Interest in wine within Oxford appears to be on the increase, with films such as 2004’s Sideways not only raising the profile of the pastime but also helping to demystify and modernise its image. Wine tasting is no longer the preserve of the wealthy and the ostentatious classes, and while it is still possible to encounter reviewers comparing the “nose” of a wine to the smell of a newly unpackaged raincoat, the contemporary approach seems generally more grounded.

Besides, occasionally comparing a wine to the taste of a grilled quail egg is half the fun.
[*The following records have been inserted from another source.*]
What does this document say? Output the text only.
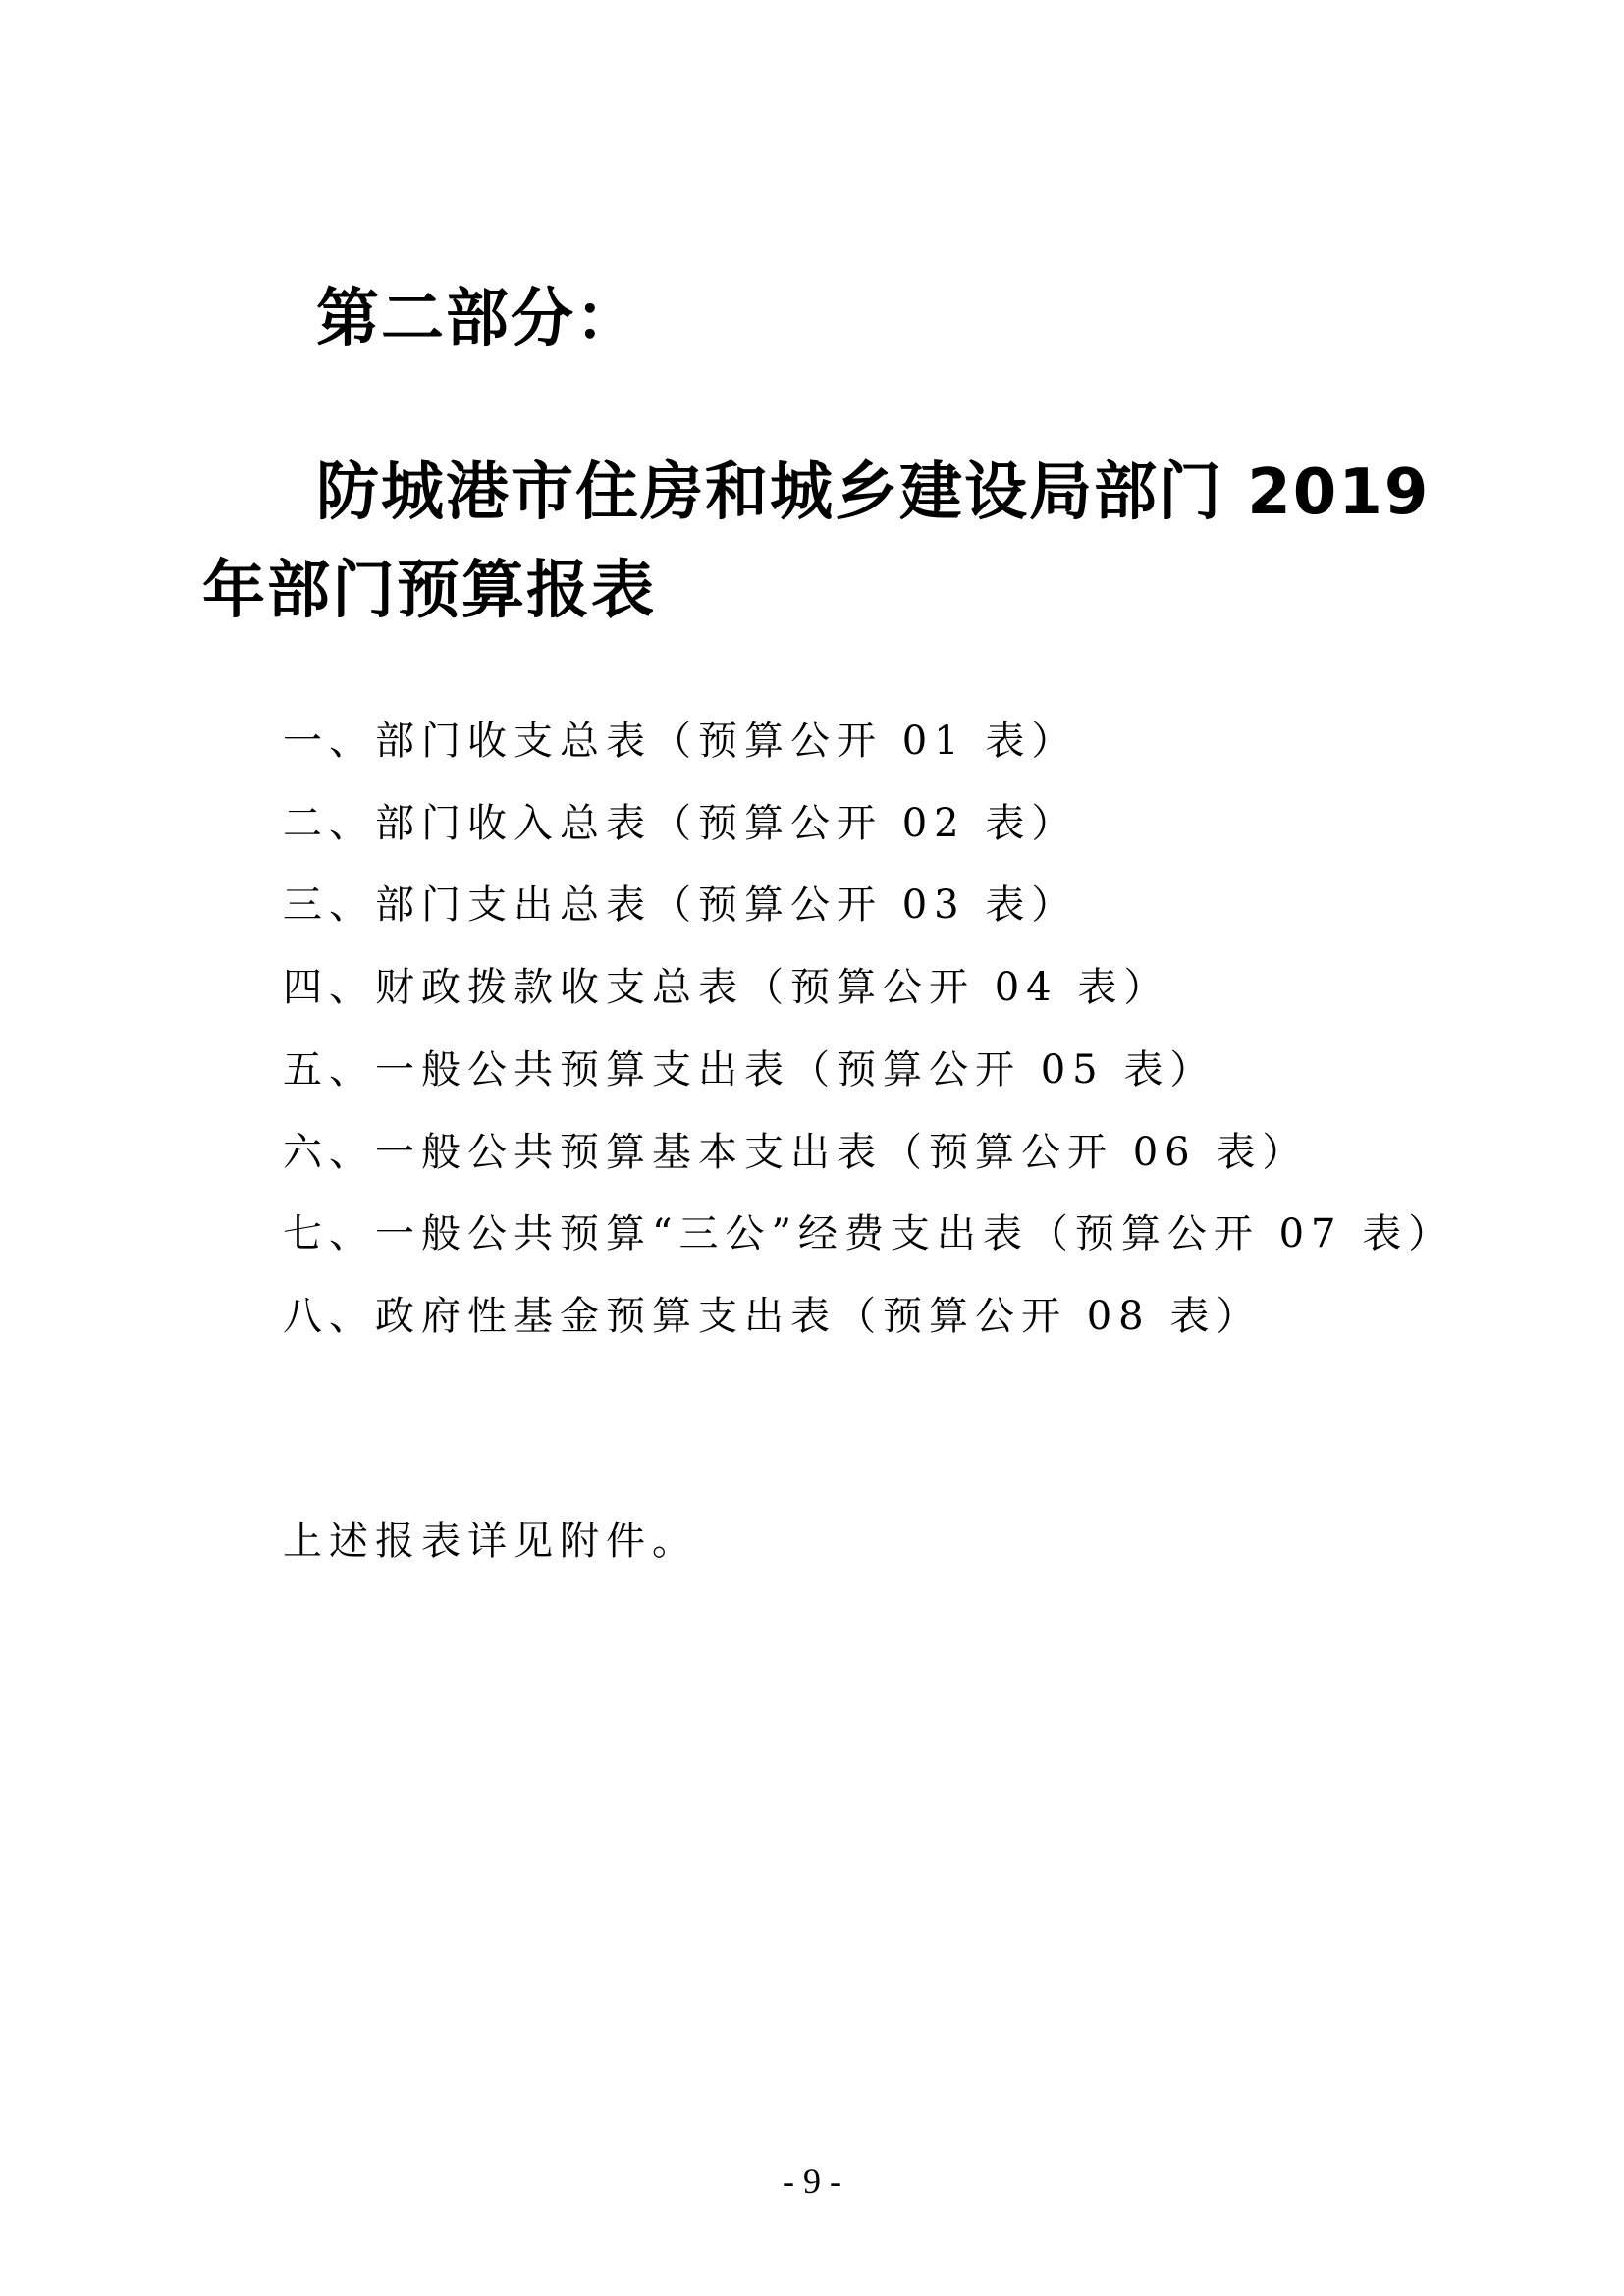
第二部分：
防城港市住房和城乡建设局部门 2019 年部门预算报表
一、部门收支总表（预算公开 01 表）
二、部门收入总表（预算公开 02 表）
三、部门支出总表（预算公开 03 表）
四、财政拨款收支总表（预算公开 04 表）
五、一般公共预算支出表（预算公开 05 表）
六、一般公共预算基本支出表（预算公开 06 表）
七、一般公共预算“三公”经费支出表（预算公开 07 表）
八、政府性基金预算支出表（预算公开 08 表）

上述报表详见附件。

- 9 -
Discounting the various college drinking societies, the wine scene in Oxford revolves around the original and prestigious Oxford University Wine Circle and the large and sociable Oxford University wine society, Bacchus.

If one is tempted to gain insight into what you actually drink at formal, or move beyond the charms of Inti to a whole new world of understanding and appreciating wine without having to break the bank, then these societies provide the perfect means. As to motivation, well it is a social activity that involves drinking a lot of wine in the company of people such as the Comte Alexandre de Lur-Saluces, a man you are probably unlikely to meet in other circumstances.

As to what the wine society president on the street is buying for them, the Cotes du Rhone ‘Parallele 45’, Paul Jaboulet, available at Oddbins for £7.99 represents an excellent bottle at a reasonable price. If any further incentive is needed then perhaps the words of George Bernard Shaw present the most convincing case for those finalists out there to put away the fish oil and indulge: “A mind of the calibre of mine cannot derive its nutriment from cows.”